My larger point was about the role of evidence rather than intuition. Whether we’re talking about how to teach or what to teach, I believe that we have to gather evidence (or in Paulo Freire’s terms, have a dialog with the students and stakeholders). Certainly, we want to gather evidence about the effectiveness of our teaching. We also need to gather evidence when designing education. My background is in education and HCI. For me, “Know thy users for they are not you” is a given in HCI, and “Student-centered” is a given in Education. Both saying suggest that we start with not-me: not the designer, not the teacher, not the domain expert.

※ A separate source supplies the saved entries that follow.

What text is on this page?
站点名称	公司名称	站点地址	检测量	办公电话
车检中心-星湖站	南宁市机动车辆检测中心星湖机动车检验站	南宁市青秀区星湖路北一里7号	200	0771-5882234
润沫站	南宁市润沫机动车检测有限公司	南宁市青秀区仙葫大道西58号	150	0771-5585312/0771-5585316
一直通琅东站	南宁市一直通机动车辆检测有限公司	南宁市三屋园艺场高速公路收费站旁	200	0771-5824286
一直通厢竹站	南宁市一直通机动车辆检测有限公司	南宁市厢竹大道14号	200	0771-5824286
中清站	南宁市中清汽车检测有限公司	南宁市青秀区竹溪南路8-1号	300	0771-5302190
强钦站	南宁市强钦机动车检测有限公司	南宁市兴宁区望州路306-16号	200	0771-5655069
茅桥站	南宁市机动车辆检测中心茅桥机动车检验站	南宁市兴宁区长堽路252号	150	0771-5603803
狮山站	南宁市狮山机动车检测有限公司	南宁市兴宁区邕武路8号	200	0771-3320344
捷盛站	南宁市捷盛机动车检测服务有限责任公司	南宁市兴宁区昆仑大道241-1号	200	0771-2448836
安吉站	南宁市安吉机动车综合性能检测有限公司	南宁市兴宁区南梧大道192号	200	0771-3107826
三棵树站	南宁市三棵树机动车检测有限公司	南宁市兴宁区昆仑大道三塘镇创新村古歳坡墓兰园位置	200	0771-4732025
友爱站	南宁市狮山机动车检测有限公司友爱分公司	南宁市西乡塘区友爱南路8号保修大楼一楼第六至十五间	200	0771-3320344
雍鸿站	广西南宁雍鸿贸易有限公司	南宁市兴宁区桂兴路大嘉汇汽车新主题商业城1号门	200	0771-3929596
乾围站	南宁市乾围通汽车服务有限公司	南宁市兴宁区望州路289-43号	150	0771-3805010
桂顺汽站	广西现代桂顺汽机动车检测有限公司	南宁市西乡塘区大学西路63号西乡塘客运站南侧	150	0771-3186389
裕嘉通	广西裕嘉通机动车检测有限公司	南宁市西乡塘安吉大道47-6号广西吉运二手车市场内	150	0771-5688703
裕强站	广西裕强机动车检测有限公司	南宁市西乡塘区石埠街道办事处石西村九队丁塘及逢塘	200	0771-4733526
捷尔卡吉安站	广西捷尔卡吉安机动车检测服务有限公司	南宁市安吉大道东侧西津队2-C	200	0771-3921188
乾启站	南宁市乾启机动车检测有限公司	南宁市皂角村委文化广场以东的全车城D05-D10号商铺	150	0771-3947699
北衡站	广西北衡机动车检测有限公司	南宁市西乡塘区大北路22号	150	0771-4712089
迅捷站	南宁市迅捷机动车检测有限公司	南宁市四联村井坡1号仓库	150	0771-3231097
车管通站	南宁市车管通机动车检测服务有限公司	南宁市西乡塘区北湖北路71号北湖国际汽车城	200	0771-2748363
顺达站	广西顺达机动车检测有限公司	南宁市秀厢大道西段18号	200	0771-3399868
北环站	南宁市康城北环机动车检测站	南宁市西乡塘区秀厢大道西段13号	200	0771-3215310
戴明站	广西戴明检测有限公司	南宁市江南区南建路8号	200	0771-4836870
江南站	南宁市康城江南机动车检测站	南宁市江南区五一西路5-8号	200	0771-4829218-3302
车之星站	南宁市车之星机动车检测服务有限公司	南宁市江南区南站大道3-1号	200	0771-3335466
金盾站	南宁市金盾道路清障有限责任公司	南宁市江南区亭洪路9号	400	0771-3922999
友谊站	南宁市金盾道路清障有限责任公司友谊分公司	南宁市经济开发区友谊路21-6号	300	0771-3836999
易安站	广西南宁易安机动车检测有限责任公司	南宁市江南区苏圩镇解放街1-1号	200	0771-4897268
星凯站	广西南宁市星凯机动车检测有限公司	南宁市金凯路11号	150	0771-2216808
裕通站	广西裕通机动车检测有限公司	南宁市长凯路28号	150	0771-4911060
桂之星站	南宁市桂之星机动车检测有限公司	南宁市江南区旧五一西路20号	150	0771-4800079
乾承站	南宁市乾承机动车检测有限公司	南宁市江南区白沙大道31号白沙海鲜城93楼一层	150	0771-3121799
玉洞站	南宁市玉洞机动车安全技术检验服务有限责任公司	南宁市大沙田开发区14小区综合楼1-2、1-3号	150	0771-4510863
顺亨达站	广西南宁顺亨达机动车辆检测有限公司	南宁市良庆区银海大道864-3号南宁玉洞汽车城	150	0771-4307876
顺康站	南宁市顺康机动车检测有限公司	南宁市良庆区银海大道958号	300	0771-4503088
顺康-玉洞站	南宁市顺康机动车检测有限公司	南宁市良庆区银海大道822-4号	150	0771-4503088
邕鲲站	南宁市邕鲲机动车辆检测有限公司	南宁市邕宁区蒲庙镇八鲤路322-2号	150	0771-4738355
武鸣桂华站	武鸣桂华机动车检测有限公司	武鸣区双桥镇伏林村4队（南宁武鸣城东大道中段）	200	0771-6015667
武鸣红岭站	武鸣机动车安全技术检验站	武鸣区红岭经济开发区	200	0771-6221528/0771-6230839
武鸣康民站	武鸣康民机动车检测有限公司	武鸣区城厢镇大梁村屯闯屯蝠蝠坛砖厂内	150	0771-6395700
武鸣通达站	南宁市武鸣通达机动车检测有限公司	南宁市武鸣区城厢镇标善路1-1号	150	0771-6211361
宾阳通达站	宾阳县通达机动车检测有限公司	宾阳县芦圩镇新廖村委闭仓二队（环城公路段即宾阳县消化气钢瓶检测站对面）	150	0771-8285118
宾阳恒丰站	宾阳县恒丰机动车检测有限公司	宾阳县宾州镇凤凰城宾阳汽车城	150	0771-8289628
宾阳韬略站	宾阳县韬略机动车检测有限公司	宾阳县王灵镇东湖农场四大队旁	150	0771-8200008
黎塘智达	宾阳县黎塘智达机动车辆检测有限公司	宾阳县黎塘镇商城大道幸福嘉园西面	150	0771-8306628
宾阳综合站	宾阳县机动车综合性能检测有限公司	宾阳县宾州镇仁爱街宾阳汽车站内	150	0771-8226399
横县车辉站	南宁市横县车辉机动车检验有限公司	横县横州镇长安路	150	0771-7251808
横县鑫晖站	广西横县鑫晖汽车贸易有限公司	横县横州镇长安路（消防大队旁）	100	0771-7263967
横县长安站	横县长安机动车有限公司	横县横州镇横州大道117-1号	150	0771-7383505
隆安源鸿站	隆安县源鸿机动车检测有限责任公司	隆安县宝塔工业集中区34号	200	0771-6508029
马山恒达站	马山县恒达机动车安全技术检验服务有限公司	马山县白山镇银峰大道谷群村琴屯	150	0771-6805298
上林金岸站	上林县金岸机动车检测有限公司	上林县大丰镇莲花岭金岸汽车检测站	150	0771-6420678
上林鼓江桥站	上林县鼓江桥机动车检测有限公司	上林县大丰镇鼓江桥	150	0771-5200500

But for Dr. Walker, “The starting point is identifying the themes and Big Ideas, not pedagogy.”
The unspoken assumption behind my posts, which may not be shared with Dr. Walker and Dr. Goldweber, is that any CS course for non-CS majors (whether a service, elective, or exploratory course) should aim to increase interest in the field of CS, and especially, should be designed to attract and engage women and under-represented minorities in CS. If we are happy with just having the male white and Asian students that we typically attract now, then sure, Dr. Goldweber’s right — we can just do like Philosophy does and build the course based on what we think is important.
Dr. Walker is absolutely right — there is too little time in a course to fit in everything that we think is important about CS. Even if we leave programming out, there is still too much material. How do we decide which Big Ideas to include?

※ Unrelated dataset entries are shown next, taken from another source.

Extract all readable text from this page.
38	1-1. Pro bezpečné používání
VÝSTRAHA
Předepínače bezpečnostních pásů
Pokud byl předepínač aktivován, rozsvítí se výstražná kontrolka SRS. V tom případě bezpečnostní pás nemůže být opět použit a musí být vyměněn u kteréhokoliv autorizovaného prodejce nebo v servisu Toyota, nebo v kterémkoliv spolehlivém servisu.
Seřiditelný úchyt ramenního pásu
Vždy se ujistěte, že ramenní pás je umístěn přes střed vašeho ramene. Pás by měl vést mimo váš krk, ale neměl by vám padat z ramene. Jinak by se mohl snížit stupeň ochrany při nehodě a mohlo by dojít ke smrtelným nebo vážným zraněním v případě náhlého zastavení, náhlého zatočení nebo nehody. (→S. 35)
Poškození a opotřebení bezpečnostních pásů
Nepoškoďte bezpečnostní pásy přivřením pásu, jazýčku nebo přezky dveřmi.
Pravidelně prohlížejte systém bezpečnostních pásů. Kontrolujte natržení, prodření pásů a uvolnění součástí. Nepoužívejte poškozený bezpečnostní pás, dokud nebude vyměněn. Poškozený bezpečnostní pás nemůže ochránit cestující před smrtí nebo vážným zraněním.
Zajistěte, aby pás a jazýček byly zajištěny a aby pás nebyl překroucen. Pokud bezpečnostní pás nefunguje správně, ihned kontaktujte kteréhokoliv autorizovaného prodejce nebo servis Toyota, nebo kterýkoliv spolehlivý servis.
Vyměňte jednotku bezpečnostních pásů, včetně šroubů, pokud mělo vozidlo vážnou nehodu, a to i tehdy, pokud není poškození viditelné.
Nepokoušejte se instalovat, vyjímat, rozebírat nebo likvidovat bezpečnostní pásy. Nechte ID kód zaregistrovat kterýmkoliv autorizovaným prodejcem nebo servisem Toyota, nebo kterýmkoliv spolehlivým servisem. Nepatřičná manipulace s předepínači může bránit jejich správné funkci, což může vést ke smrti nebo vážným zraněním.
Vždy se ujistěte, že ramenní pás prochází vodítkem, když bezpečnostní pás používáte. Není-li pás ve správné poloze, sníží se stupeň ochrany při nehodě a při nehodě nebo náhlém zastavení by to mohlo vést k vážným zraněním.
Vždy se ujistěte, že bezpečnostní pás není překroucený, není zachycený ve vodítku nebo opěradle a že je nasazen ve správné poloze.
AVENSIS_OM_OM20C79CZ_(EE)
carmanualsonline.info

In my process, I start with the students. What are their life goals and desired careers? What’s needed from computing for them to be successful? What are their values? How can I show that computer science is relevant to those values? To choose among the ideas of computer science, we should use what the students need. To teach the ideas that students may not know they need, we should speak to their values.

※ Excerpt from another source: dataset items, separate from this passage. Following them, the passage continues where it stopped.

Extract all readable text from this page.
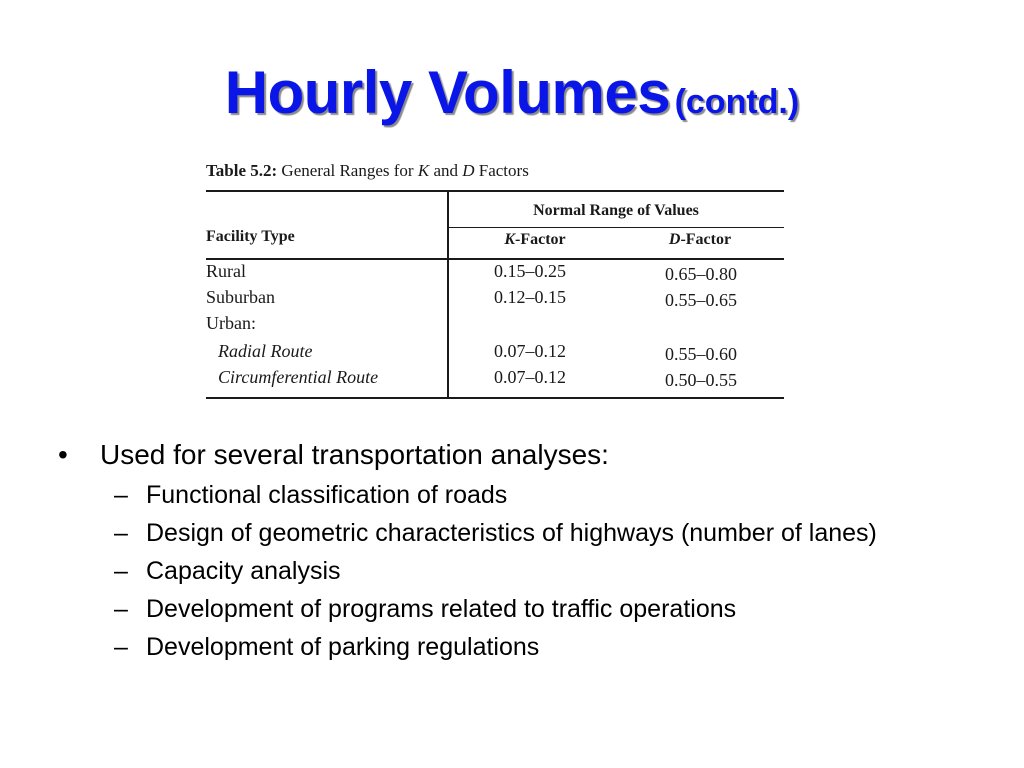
Hourly Volumes (contd.)
Table 5.2: General Ranges for K and D Factors
Normal Range of Values
Facility Type	K-Factor	D-Factor
Rural	0.15–0.25	0.65–0.80
Suburban	0.12–0.15	0.55–0.65
Urban:
Radial Route	0.07–0.12	0.55–0.60
Circumferential Route	0.07–0.12	0.50–0.55
• Used for several transportation analyses:
– Functional classification of roads
– Design of geometric characteristics of highways (number of lanes)
– Capacity analysis
– Development of programs related to traffic operations
– Development of parking regulations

I disagree with Dr. Goldweber on these points:
The design of a non-major’s course in computing, which is not a service course for some other department/program, should belong in the hands of the CS faculty. Students electing to explore a discipline take these courses. Surely, discipline experts are those who can best decide what to present from the discipline.
We can just design courses for non-CS majors based on our own experience and intuition. We shouldn’t be surprised, then, if we mostly attract white or Asian males and if we fail to engage diverse audiences. Since all three of us (Dr. Walker, Dr. Goldweber, and me) are white, male, CS professors, I believe that we’re the wrong people to use only our own experience and intuition when designing courses for non-CS majors, for a more diverse student population. Yes, we’re disciplinary experts, but that’s not enough. It is our responsibility to design the courses — on that, we’re agreed. It’s our responsibility to design for the students’ success.
One of my favorite quotes about computing education comes from Betsy DiSalvo and Amy Bruckman. “Computer science is not that difficult, but wanting to learn it is.” (See article here.) If we our goal is for students to learn computer science, we have to figure out will make them want to learn it.